Using the Adobe Photoshop CS4 Histogram Panel
- Understanding the Histogram
- Achieving Optimal Contrast
- Preventing Blown-Out Highlights and Plugged-Up Shadows
- Avoiding Posterization
Understanding the Histogram
Used properly, the histogram that's displayed behind the curve in Photoshop's Curves dialog can help you to make sure that your adjustments don't get out of control and end up harming your images instead of improving them. The Histogram panel (see Figure 1) also can help you to ensure that you don't push your edits and adjustments too far. To display the Histogram panel, choose Window > Histogram.
Figure 1 The Histogram panel.
A histogram is a simple bar graph that shows the range of brightness levels that make up an image and the prevalence of each of these shades. When you look at the histogram, imagine that a gradient is stretched across the bottom of the bar graph, with black on the left and white on the right (see Figure 2). If the histogram shows a bar above a particular shade of gray, that shade is used somewhere in the image. If there's no bar, that brightness level isn't used in that image. The height of the bar indicates how prevalent a particular brightness level is, compared to the others that make up the image.

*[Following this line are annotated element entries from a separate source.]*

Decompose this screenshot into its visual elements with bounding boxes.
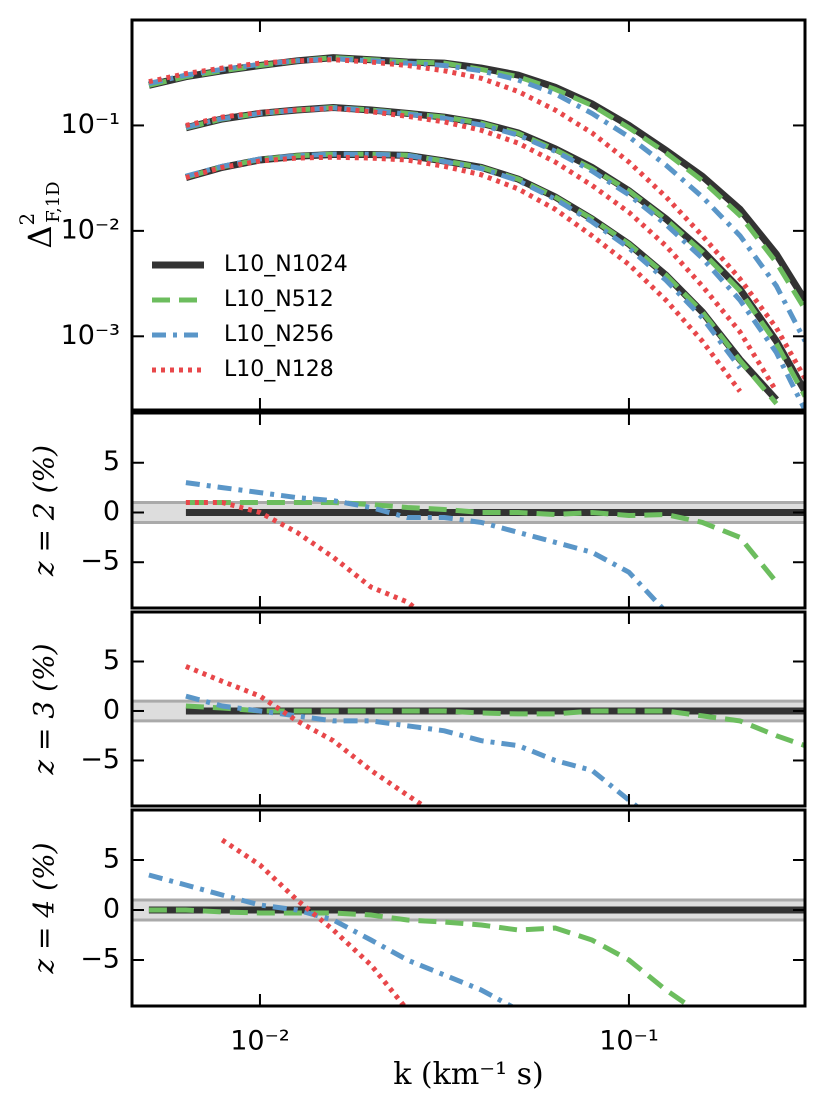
plot-area [132, 480, 805, 608]
frame [130, 411, 807, 610]
y-tick-label: 10⁻¹ [61, 109, 120, 140]
y-tick-label: −5 [80, 546, 120, 577]
legend-label: L10_N1024 [224, 252, 348, 277]
legend-label: L10_N256 [224, 322, 334, 347]
frame [130, 18, 807, 412]
series-line [185, 480, 666, 608]
series-line [185, 500, 779, 584]
y-tick-label: −5 [80, 944, 120, 975]
series-line [185, 151, 743, 370]
series-line [185, 105, 805, 410]
series-line [185, 703, 805, 748]
plot-area [132, 837, 805, 1006]
series-line [148, 55, 805, 311]
y-label-base: Δ [21, 225, 59, 248]
x-tick-label: 10⁻¹ [599, 1026, 658, 1057]
y-tick-label: 5 [103, 446, 120, 477]
y-tick-label: 0 [103, 894, 120, 925]
y-tick-label: 10⁻² [61, 214, 120, 245]
series-line [185, 154, 743, 393]
series-line [148, 872, 517, 1006]
y-label-sup: 2 [15, 213, 39, 226]
y-tick-label: −5 [80, 744, 120, 775]
y-label-sub: F,1D [43, 181, 64, 222]
series-line [148, 907, 694, 1006]
x-tick-label: 10⁻² [230, 1026, 289, 1057]
series-line [185, 105, 779, 393]
plot-area [148, 54, 805, 410]
y-axis-label: z = 3 (%) [28, 643, 61, 775]
series-line [148, 57, 805, 380]
y-axis-label: z = 4 (%) [28, 842, 61, 974]
frame [130, 808, 807, 1008]
y-tick-label: 10⁻³ [61, 320, 120, 351]
series-line [220, 837, 408, 1006]
plot-area [132, 664, 805, 806]
y-tick-label: 5 [103, 645, 120, 676]
series-line [184, 664, 429, 806]
legend-label: L10_N128 [224, 357, 334, 382]
series-line [185, 103, 805, 394]
y-axis-label: Δ2 F,1D [15, 181, 65, 248]
legend-label: L10_N512 [224, 287, 334, 312]
y-tick-label: 0 [103, 496, 120, 527]
y-tick-label: 0 [103, 694, 120, 725]
x-axis-label: k (km⁻¹ s) [393, 1057, 544, 1092]
y-tick-label: 5 [103, 844, 120, 875]
y-axis-label: z = 2 (%) [28, 445, 61, 577]
frame [130, 610, 807, 808]
series-line [185, 693, 641, 806]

Figure 2 Imagine a gradient at the bottom of the Histogram panel.
The Histogram panel includes a bonus. When you start to adjust an image, the Histogram panel overlays a histogram that represents the current, adjusted state of the image (black) above the original histogram that shows what the image looked like before you started adjusting it (gray), as shown in Figure 3.
Figure 3 The gray histogram reflects the unadjusted image; the black version reflects the adjusted image.